Yep - bought it at KL. They’re out of the Longeroies (I only bought 1 of those, and probably should have bought more), but still have this and the Ouzeloy (at an even more ridiculous price).

Re: oak: I don’t generally object to a little oak, but I honestly didn’t sense any last night. It’s a very bright wine, with some richness, but no oak flavor or heaviness to my palate.

Good to know Levi, thanks. Will look to give this vintage a whirl.

The 2012 Jean-Marc Morey Santenay 1er Cru Grand Clos Rousseau is a pale red, Guillemot-like color in the glass. Through the red fruits and earth/truffles, one can smell right to the bottom of the glass. The attack is rich and full of gently sweet, fleshy red fruit, with earthy/forest accents. Bright acids keep everything neat and taut on the mid-palate, followed by grippy tannins. You New Yorkers are lucky as this is a Rosenthal import. If you see it, I recommend that you buy it. Rosenthal sold it out quickly. About $45.

Not quite off the beaten path, but 2005 Jean-Claude Boisset Gevrey-Chambertin ‘Le Creot’ was humming last night. Still mildly muscular, but showing good purity of dark fruits and a slightly sauvage character. Still a long road ahead of it, but for the modest tariff at the time, delivers in spades.

Off the beaten path enough for me not to know the wine, Kent.
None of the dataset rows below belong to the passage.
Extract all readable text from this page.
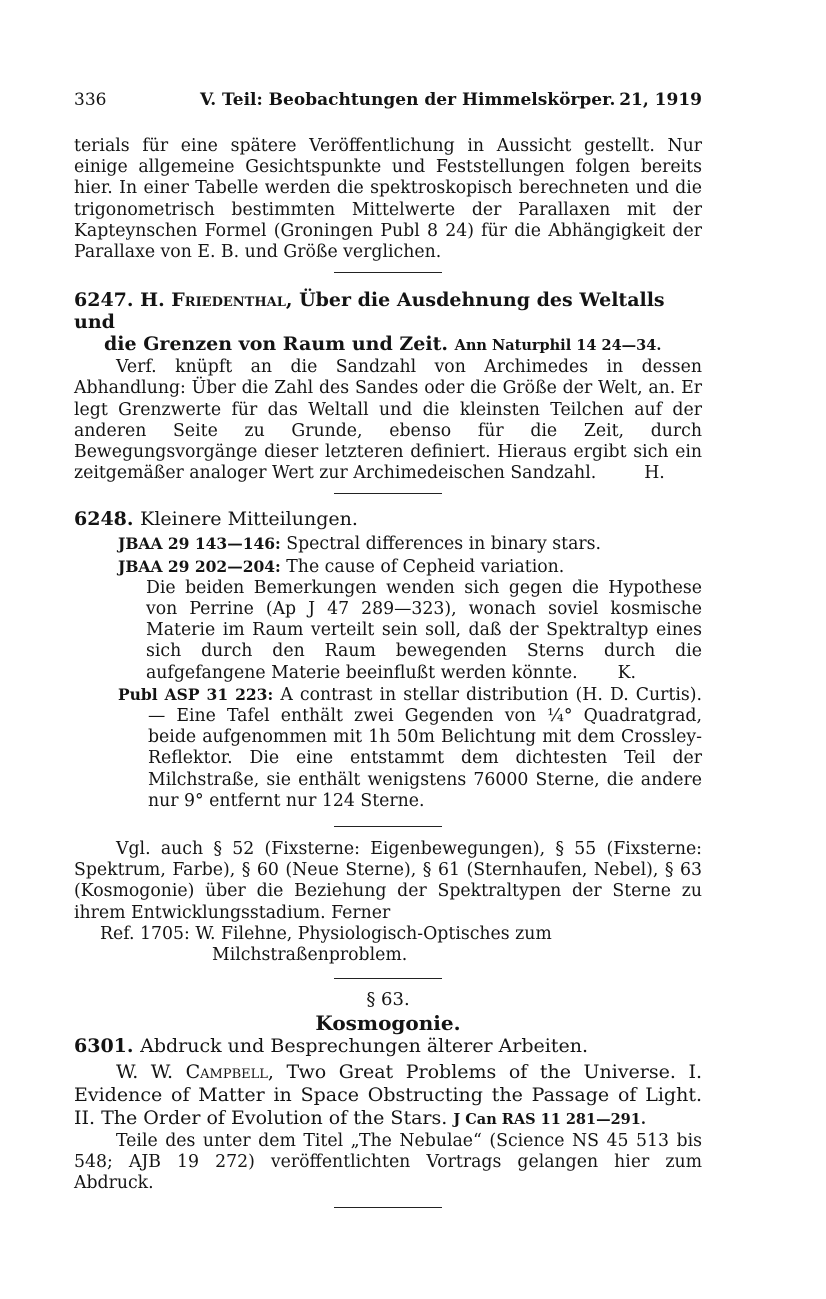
336	V. Teil: Beobachtungen der Himmelskörper. 21, 1919

terials für eine spätere Veröffentlichung in Aussicht gestellt. Nur einige allgemeine Gesichtspunkte und Feststellungen folgen bereits hier. In einer Tabelle werden die spektroskopisch berechneten und die trigonometrisch bestimmten Mittelwerte der Parallaxen mit der Kapteynschen Formel (Groningen Publ 8 24) für die Abhängigkeit der Parallaxe von E. B. und Größe verglichen.

6247. H. Friedenthal, Über die Ausdehnung des Weltalls und
die Grenzen von Raum und Zeit. Ann Naturphil 14 24—34.

Verf. knüpft an die Sandzahl von Archimedes in dessen Abhandlung: Über die Zahl des Sandes oder die Größe der Welt, an. Er legt Grenzwerte für das Weltall und die kleinsten Teilchen auf der anderen Seite zu Grunde, ebenso für die Zeit, durch Bewegungsvorgänge dieser letzteren definiert. Hieraus ergibt sich ein zeitgemäßer analoger Wert zur Archimedeischen Sandzahl.	H.

6248. Kleinere Mitteilungen.
JBAA 29 143—146: Spectral differences in binary stars.
JBAA 29 202—204: The cause of Cepheid variation.

Die beiden Bemerkungen wenden sich gegen die Hypothese von Perrine (Ap J 47 289—323), wonach soviel kosmische Materie im Raum verteilt sein soll, daß der Spektraltyp eines sich durch den Raum bewegenden Sterns durch die aufgefangene Materie beeinflußt werden könnte. K.

Publ ASP 31 223: A contrast in stellar distribution (H. D. Curtis). — Eine Tafel enthält zwei Gegenden von ¼° Quadratgrad, beide aufgenommen mit 1h 50m Belichtung mit dem Crossley-Reflektor. Die eine entstammt dem dichtesten Teil der Milchstraße, sie enthält wenigstens 76000 Sterne, die andere nur 9° entfernt nur 124 Sterne.

Vgl. auch § 52 (Fixsterne: Eigenbewegungen), § 55 (Fixsterne: Spektrum, Farbe), § 60 (Neue Sterne), § 61 (Sternhaufen, Nebel), § 63 (Kosmogonie) über die Beziehung der Spektraltypen der Sterne zu ihrem Entwicklungsstadium. Ferner

Ref. 1705: W. Filehne, Physiologisch-Optisches zum Milchstraßenproblem.

§ 63.
Kosmogonie.
6301. Abdruck und Besprechungen älterer Arbeiten.

W. W. Campbell, Two Great Problems of the Universe. I. Evidence of Matter in Space Obstructing the Passage of Light. II. The Order of Evolution of the Stars. J Can RAS 11 281—291.

Teile des unter dem Titel „The Nebulae“ (Science NS 45 513 bis 548; AJB 19 272) veröffentlichten Vortrags gelangen hier zum Abdruck.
It sounds quite 2005 and really good. Village lieu dit, I trust.

Lieu-dit indeed.(Say that after a few bevvies!) Some '05s are really opening up nicely.

The 2010 Edmond Cornu Ladoix VV originates from vines between 50 and 90 years-old at the foot of the Corton hill, and one definitely gets a Corton vibe. The wine is moving out of the red spectrum and into black in color, aroma and flavor. It is bright and pure on the nose - cranberry and blackberry. It is firm and lean on the palate, but the fruit is bright and nicely framed by brisk acids. The tannins are firm, as well. I expect that this will stretch out nicely with some time, but it is a perfectly satisfying drink right now for true Burgundy drinkers who don’t mind leaning in a bit to listen to what is going on.

Many excellent recommendations above.
No specific recent tasting notes but one can do very well looking in Blagny ier Cru, Pernand Ille de Vergelesses, Aloxe Vercots, and Volnay Carelles amongst many others.
Riper vintages are best and it will surprise as to the names of the producers who made or make these wines, including Rossignol, Pernot, Jobard, Guyon, Matrot, Faiveley, Ampeau, Cornu, and Leflaive until fairly recently.
Great reccos above for Santenay, Marsannay, Ladoix, Rully and Mercurey, and don’t forget the whites from later few including Pataille Marsannay Blanc.

Cheers

2009 Jean-Marc Vincent Santenay ‘Les Gravieres’ shows the power and extra ripeness of the vintage. Quite dense and chunky and a bit of an outlier compared to other vintages of this wine. Still delivers at the price point, but to me I prefer the '08, '10, '12 & '13.